Summary
The Boeing Company (BA) filed an 8-K on October 31, 2007, reporting significant amendments to several executive and director compensation plans. These changes, primarily effective January 1, 2008, are largely driven by the need to comply with final regulations under Section 409A of the Internal Revenue Code, which governs non-qualified deferred compensation. The amendments aim to ensure that payments under these plans meet the requirements for exemption from Section 409A. Key adjustments include modifications to deferred compensation plans (DCP, Directors' Plan, SBP) and incentive stock plans (ISP, 1997 ISP, AIP, ICP, 2004 Variable Comp Plan, Executive Layoff Benefits Plan). Notably, the Supplemental Benefit Plan (SBP) will allow participants to elect investments from a broader range of funds, similar to the 401(k) plan, and will set deferral rates to the maximum permissible percentage. Additionally, the ISP, AIP, and ICP will incorporate Boeing's executive clawback policy.
Key Highlights
- 1Amendments to multiple Boeing compensation plans (DCP, SBP, ISP, AIP, ICP, etc.) are effective January 1, 2008.

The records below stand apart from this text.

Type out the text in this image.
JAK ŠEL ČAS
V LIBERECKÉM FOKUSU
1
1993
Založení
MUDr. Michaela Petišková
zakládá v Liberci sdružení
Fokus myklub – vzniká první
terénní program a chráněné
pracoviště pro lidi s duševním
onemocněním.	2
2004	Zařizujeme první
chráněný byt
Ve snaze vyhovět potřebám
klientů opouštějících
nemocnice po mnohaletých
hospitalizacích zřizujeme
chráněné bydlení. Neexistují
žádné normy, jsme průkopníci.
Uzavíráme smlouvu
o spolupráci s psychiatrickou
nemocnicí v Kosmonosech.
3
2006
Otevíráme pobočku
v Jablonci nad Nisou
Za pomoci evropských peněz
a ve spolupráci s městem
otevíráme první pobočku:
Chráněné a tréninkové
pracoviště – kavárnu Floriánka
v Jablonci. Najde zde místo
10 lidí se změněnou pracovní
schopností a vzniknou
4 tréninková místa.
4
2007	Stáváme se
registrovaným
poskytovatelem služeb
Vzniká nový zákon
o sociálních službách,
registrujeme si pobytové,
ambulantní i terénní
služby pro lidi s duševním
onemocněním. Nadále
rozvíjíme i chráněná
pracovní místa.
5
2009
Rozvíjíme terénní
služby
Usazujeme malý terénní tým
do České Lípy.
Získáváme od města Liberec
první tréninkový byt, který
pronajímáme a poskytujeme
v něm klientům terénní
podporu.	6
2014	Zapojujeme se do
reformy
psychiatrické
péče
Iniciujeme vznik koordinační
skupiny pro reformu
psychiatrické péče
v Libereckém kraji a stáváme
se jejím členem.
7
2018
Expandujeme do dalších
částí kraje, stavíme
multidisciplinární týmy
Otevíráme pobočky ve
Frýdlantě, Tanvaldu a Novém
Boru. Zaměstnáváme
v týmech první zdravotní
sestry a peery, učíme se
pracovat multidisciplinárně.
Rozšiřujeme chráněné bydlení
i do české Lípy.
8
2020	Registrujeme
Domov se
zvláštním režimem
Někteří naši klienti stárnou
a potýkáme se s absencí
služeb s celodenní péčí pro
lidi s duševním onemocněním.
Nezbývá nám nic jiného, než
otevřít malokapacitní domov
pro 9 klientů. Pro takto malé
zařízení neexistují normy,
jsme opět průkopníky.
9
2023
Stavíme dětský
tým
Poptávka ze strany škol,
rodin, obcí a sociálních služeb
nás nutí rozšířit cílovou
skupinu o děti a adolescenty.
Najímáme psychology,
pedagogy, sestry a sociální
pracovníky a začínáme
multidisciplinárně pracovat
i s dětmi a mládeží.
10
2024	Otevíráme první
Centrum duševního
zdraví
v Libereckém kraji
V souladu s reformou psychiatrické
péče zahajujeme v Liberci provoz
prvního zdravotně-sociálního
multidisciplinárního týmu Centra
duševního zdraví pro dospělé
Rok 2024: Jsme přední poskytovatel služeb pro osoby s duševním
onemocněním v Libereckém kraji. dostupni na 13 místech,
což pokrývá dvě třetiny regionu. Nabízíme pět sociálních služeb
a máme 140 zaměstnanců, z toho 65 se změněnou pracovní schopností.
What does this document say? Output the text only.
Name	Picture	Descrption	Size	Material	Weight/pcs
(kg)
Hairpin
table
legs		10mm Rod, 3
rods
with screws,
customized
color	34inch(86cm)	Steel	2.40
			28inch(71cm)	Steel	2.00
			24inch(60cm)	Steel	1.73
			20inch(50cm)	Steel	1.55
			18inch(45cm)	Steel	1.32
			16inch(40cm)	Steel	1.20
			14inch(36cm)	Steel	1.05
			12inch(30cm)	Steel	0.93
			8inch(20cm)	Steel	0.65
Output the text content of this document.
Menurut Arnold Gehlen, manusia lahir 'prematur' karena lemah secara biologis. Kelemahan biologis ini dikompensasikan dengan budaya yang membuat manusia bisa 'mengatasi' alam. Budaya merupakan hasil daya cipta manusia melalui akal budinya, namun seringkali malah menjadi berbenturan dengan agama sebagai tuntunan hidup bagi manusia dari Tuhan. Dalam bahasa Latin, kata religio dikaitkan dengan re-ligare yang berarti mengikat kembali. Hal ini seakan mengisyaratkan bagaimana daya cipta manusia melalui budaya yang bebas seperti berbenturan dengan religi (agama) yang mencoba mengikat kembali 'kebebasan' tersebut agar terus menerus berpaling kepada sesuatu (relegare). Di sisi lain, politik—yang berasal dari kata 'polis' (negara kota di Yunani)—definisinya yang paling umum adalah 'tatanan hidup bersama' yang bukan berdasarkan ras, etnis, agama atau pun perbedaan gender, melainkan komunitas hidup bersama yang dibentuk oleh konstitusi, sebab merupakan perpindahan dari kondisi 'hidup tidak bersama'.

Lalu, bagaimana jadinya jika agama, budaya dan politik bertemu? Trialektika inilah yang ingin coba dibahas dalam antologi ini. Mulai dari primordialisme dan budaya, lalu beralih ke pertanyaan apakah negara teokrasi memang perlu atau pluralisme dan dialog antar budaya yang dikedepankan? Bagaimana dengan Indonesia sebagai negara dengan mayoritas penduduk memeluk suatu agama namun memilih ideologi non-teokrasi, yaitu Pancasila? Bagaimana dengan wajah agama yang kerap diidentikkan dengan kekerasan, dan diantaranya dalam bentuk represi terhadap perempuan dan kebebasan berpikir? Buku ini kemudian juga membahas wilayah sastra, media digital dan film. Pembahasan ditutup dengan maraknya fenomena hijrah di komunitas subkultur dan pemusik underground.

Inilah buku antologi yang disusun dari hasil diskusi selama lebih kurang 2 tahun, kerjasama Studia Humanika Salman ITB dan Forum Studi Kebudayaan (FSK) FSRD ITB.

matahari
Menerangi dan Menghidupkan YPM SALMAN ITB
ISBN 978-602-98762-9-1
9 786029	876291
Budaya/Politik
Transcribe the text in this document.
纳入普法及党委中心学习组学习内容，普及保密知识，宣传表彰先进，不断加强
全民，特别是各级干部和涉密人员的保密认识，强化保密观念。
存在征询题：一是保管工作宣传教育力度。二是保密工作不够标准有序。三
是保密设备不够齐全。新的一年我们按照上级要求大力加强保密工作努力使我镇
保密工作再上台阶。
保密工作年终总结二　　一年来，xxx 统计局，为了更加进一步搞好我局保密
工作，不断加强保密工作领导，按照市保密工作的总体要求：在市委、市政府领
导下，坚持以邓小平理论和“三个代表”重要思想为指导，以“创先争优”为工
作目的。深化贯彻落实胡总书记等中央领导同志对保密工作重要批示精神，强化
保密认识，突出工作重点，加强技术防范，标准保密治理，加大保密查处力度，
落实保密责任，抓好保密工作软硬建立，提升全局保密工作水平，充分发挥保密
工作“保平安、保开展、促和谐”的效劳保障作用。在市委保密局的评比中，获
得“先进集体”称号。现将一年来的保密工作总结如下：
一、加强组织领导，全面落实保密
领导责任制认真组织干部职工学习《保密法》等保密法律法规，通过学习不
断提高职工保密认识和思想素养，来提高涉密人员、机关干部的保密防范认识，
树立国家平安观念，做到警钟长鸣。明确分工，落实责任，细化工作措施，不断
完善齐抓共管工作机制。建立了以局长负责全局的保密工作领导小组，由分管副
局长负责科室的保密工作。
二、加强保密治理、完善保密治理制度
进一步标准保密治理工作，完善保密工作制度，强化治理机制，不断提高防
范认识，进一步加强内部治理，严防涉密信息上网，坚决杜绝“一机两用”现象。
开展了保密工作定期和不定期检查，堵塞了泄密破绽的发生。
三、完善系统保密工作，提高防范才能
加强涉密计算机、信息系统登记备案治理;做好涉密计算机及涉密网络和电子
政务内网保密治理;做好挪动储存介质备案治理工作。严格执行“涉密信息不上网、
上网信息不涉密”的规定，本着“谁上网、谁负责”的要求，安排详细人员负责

- 2Primary driver for amendments is to ensure compliance with Section 409A of the Internal Revenue Code regarding deferred compensation.
- 3Supplemental Benefit Plan (SBP) will allow participants to select investment options from a wider range of funds, including those available in the 401(k) plan.
- 4SBP deferral election rates will be set to the maximum permissible percentage an employee can contribute to the 401(k) plan (VIP).
- 5Boeing's executive clawback policy has been incorporated into the ISP, AIP, and ICP.
- 6These changes affect compensation for named executive officers and directors.
- 7The full details of the amended plans are filed as exhibits to the 8-K.